In her books and articles (e.g. 'Graphesis: Visual Forms of Knowledge Production', Cambridge: Harvard University Press, 2014, 'Humanities Approaches to Graphical Displays', Digital Humanities Quarterly 5.1, 2011) Johanna Drucker exposes what we consider data as a construct. Data, which is derived from the Latin word 'dare', meaning 'to give', should be considered as the total sum of facts that it is possible to know about a person or an entity. The conventional use of data implies prejudices and leaves no room for its critical interpretation and concerns.

This quantitive view on information and its capturing puts only 'How?'-question, that cannot be switched to more important questions that help to critically observe Internet and algorithmisazation: 'Why?', 'Who?', 'What?'. This point of view states privacy as a norm of preservation data in the previously mentioned context: as everything that it is possible to know about that person. But data that is being collected by Facebook or Google has completely different properties that are not covered by 'quantitative-self-evident, value neutral, and observer-independent' point of view.

Drucker states that data is actually capta. This word derives from Latin verb capio, which means 'to capture, seize, take'. Latin capere, in a figurative sense, could mean 'to understand'. This term is not about bringing qualitative into quantitative; it is what is selectively measured. This redefinition precisely establishes that the act of capturing facilitates our understanding of information. Thus capta are units of information that have been taken from the sum of all potential data. Using this term, it is possible to rename, for example, databases to captabases - as a collection of capta that can be accessed, written, rewritten, etc.

Capta is an expression of information understood as constructed, thus, more complex. This particular redefinition declares a shift to uncountable factors of social formatting by digital. As an element of infrastructure and information flows, privacy is also 'included' in capta. But what is a privacy right now? Can violation of privacy and measurement of capta be considered as surveillance?

City Consists Of Code

Spring of 2020 has shown us that the Internet was not just a layer of automatization above city infrastructure. People can still live in cities, because infrastructure constantly works on multiple levels: they have stable Internet connection and infrastructure, food tech companies deliver meals that were cooked on cloud kitchens. Something that was considered as a virtual 'add-on' to reality started to exist as a natural part of reality. Here we should begin to ignore the concept of data as an observer-independent phenomenon. Capta reveals processes and their meanings. We realized, that we cannot disconnect from these processes and we see how technologies become abstract, intimate and invisible. It is possible to see what exists beyond capta collection and privacy and take into consideration technological infrastructures, hard drives, cables, and sysadmins.
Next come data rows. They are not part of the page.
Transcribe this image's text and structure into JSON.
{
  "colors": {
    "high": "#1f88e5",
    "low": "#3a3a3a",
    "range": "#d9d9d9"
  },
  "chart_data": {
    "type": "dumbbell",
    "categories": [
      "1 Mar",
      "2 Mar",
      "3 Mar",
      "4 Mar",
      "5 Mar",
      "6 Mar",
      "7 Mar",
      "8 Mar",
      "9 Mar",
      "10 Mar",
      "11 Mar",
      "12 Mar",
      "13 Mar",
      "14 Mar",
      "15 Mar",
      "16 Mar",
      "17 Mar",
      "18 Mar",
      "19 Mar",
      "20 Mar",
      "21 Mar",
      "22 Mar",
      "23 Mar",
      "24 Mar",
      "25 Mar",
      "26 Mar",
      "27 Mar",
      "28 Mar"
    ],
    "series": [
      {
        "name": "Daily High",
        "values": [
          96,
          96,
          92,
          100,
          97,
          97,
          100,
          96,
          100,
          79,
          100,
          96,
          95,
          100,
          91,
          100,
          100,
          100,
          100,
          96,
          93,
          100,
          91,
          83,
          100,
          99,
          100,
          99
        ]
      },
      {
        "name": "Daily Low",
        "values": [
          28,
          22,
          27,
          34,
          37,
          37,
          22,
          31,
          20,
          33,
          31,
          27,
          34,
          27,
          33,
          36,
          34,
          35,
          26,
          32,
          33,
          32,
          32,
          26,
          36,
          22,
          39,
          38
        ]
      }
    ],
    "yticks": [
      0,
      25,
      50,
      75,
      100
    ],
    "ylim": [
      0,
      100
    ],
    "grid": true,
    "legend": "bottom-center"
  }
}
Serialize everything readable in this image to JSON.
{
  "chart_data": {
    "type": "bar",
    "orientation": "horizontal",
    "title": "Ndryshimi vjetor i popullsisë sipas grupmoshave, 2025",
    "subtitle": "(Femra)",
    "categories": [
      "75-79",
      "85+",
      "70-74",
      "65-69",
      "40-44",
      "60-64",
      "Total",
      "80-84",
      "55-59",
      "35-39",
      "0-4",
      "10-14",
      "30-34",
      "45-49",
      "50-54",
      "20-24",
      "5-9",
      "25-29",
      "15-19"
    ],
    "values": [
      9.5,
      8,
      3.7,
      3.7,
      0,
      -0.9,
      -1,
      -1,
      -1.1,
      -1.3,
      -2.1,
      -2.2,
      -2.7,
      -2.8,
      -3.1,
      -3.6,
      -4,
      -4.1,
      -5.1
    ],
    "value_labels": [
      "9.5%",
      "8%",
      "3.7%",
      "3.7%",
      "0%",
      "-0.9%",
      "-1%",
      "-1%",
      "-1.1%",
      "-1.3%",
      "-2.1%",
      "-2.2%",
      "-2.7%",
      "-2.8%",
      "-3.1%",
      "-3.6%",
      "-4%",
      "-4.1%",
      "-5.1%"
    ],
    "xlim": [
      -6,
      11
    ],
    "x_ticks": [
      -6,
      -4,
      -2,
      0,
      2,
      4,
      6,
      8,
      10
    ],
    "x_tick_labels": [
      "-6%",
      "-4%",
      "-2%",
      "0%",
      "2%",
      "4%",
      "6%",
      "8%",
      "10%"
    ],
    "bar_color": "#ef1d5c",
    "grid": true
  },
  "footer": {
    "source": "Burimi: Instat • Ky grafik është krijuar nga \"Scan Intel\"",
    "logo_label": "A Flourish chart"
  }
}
We cannot critique Apple and Google for 'surveillance', because privacy, capta, and users are distributed. Cities found themselves interlinked with flows of information and vice versa. There is no longer a simple paradigm where a client requests to the server. We observe the reality where automatization is not a set of simple manageable frameworks; capta is blended, privacy is distributed. It is distributed among smartphones, CCTV cameras, thermal imaging, couriers, pick-up-point workers at Wildberries that want to protect the privacy of their data and get protective equipment and disinfection.